The European Commission in June reinforced Poseidon, its sea surveillance mission for Greece, operated by Frontex (the European agency tasked with border control). Poseidon, which supports Greece’s national efforts, provides technical equipment and officials. This extra help for law enforcement is incredibly important because of ties between human smuggling and other forms of crime. The increased funding is saving lives of those who might have otherwise drowned en route to Europe — from 1,800 drowned or missing between January and April this year to 80 in May and June — but more funding needs to go toward improving conditions for those migrants who actually make it to Greece.
Even if Greece gets its financial house in order, questions over how to handle its migration crisis will continue to divide the E.U. After a particularly tense E.U. meeting at the end of June, paralysis over how to apportion 40,000 refugees prompted German Chancellor Angela Merkel to say, “With the migration question we are facing the biggest challenge for the European Union that I have seen during my term in office.”
Illegal migrants are technically law-breakers, but we need to see them also as victims, especially the world’s 30 million displaced children.

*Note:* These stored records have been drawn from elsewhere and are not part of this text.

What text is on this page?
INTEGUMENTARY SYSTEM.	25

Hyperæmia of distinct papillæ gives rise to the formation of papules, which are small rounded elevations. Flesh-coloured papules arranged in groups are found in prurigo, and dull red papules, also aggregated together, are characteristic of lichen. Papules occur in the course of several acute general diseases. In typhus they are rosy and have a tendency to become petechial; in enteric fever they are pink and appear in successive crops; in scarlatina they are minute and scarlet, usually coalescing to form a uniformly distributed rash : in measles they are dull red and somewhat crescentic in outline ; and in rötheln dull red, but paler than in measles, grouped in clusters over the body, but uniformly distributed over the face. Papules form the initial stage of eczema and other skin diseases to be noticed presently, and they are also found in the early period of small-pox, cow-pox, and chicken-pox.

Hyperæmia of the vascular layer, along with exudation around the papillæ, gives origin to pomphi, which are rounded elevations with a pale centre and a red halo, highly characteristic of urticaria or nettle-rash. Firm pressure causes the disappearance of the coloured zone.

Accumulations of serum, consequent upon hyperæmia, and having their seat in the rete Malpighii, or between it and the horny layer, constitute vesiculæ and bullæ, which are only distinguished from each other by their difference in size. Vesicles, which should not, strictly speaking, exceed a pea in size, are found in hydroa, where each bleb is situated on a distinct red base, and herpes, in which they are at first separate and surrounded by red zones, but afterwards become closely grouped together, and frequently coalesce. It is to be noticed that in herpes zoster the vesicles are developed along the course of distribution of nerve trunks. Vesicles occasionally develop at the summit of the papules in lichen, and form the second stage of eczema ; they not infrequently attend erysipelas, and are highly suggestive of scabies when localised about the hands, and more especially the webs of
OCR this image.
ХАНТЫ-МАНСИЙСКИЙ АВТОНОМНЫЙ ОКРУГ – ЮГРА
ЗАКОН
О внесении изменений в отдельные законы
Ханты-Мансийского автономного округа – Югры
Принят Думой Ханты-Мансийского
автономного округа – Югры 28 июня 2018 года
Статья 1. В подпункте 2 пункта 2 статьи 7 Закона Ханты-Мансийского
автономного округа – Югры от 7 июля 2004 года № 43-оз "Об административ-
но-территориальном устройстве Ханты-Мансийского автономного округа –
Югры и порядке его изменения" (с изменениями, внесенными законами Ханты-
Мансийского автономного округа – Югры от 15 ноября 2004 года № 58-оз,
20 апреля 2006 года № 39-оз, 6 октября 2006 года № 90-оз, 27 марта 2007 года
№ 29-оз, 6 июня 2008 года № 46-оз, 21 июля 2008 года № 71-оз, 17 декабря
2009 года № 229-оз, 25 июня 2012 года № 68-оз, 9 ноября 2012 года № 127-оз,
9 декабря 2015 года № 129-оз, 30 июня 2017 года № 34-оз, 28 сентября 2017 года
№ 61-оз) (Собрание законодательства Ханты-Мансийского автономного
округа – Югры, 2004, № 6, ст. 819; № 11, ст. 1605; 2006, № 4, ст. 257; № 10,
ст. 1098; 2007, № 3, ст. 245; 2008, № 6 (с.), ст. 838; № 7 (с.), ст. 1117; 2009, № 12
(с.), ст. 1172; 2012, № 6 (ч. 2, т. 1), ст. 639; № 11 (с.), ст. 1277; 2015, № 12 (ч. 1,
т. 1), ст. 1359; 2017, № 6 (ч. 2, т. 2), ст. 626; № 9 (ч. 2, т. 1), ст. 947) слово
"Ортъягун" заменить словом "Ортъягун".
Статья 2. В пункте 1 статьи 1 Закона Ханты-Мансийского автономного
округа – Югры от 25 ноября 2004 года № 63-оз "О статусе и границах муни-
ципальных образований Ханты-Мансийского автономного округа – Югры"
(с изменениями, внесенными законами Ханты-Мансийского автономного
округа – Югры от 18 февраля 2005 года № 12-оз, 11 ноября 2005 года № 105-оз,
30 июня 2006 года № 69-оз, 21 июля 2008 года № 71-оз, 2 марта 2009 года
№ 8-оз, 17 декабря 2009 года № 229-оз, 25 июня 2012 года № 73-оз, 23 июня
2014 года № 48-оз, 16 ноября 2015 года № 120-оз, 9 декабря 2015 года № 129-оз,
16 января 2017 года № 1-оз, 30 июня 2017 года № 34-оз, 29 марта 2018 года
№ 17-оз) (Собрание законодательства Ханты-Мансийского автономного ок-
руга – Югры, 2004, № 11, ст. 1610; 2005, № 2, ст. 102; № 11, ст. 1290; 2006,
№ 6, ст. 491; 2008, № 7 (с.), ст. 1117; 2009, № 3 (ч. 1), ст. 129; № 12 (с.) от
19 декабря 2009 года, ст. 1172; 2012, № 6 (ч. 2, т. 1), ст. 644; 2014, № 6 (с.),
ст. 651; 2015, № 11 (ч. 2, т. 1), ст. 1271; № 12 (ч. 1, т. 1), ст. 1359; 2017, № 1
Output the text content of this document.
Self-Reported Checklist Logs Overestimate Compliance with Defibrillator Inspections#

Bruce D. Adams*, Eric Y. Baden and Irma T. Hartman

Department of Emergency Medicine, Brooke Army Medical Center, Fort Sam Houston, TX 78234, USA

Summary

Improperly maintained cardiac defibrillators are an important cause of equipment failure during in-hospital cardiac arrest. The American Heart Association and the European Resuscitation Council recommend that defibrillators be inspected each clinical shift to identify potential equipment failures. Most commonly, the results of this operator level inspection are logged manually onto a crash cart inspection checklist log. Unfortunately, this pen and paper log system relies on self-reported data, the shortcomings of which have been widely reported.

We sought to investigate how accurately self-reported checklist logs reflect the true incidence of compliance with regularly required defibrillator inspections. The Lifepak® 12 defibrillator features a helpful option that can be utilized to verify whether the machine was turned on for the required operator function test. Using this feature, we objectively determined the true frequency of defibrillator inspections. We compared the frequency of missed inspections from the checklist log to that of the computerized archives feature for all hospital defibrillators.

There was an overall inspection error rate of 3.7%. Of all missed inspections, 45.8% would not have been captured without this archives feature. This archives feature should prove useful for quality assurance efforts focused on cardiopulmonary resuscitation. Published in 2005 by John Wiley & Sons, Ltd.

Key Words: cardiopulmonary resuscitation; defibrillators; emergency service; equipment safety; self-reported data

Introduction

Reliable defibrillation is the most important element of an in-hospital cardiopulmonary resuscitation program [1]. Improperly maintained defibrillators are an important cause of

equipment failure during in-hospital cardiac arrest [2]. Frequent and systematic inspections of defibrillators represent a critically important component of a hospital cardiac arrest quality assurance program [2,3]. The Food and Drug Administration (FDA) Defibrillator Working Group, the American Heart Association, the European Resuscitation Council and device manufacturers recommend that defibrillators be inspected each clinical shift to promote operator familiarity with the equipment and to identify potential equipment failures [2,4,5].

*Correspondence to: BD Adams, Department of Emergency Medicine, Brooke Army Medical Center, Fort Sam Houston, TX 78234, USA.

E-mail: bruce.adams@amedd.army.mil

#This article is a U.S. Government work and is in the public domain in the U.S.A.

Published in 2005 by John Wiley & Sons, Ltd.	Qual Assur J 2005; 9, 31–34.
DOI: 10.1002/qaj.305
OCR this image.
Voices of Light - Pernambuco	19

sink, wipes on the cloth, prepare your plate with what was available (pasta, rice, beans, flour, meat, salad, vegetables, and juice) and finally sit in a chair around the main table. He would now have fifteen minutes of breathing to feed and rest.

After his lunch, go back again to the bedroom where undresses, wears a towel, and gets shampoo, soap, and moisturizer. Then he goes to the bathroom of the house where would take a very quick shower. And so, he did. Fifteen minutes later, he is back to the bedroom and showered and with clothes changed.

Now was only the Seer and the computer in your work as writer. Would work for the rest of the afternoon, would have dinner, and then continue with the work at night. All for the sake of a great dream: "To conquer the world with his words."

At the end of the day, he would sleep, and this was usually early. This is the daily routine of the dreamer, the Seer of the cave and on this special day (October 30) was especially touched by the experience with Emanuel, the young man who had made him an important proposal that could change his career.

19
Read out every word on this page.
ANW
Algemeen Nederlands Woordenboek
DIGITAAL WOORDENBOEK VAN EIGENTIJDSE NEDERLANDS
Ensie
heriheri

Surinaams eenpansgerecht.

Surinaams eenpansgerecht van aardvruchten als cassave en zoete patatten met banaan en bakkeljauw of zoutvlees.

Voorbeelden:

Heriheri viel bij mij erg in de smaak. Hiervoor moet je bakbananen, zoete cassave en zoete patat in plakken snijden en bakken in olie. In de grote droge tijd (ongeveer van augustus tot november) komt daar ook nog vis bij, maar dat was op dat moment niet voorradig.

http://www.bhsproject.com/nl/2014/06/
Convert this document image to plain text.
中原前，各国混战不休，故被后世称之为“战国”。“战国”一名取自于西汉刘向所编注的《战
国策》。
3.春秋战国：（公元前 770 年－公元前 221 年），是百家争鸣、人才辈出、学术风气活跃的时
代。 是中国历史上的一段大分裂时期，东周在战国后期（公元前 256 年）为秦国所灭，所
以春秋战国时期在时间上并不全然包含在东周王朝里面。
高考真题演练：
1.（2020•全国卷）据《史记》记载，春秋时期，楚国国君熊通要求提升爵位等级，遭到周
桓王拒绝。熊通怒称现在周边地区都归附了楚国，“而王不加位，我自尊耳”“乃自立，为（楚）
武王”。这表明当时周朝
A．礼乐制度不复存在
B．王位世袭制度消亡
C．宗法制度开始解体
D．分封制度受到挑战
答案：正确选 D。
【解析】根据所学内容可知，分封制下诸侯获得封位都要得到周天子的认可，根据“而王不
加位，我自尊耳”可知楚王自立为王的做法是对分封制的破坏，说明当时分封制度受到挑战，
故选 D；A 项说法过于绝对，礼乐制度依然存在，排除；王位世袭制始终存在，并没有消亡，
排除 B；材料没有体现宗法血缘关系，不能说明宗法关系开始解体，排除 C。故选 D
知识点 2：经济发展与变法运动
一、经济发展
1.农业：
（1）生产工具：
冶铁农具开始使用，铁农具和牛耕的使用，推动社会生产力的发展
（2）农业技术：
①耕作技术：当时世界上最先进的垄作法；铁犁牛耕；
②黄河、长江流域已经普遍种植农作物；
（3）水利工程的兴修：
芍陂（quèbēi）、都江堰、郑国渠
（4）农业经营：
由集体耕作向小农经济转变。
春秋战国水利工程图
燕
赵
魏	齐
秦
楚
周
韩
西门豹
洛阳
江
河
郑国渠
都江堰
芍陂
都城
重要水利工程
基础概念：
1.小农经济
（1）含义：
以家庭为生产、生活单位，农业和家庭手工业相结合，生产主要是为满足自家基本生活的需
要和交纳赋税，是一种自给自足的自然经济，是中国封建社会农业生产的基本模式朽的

At the very least, Greece and its fellow E.U. states should maintain proper safeguards for child asylum seekers, who are arriving in droves, separated from their families. These include providing government-sponsored legal aid and child advocates. Even for adults, more open doors for those fleeing persecution, war, and extreme poverty will save lives and reflect the ideals of European democracies.
The heart of current international refugee law is that no one fleeing persecution should be turned away. But the law is easy to skirt, and many European nations, like the U.K., are doing their best to send asylum-seekers away. A key part of the way out of economic difficulties for Greece — and the E.U. — is dealing with this migrant crisis, but they should do so in a way that strengthens refugee protections and reflects European democratic norms of individual rights for all humans.
Europeans are fed up with bailing out countries in financial disaster, like Greece, and any argument for more money is likely to fall on deaf ears. But the crisis in Greece deserves attention. The country’s financial situation is straining resources that could be used to ensure migrants are housed in humane conditions and quickly processed and protected. Many other E.U. states would have the capacity to adequately deal with a sudden influx like Greece is seeing, but the timing for Greece — and thus for the migrants — is bad. While there aren’t yet reports of violence against migrants, if Greece continues to receive record numbers of arrivals, the far-right is likely to draw greater support, which, if they gain political power, could hurt Greek relations with the E.U.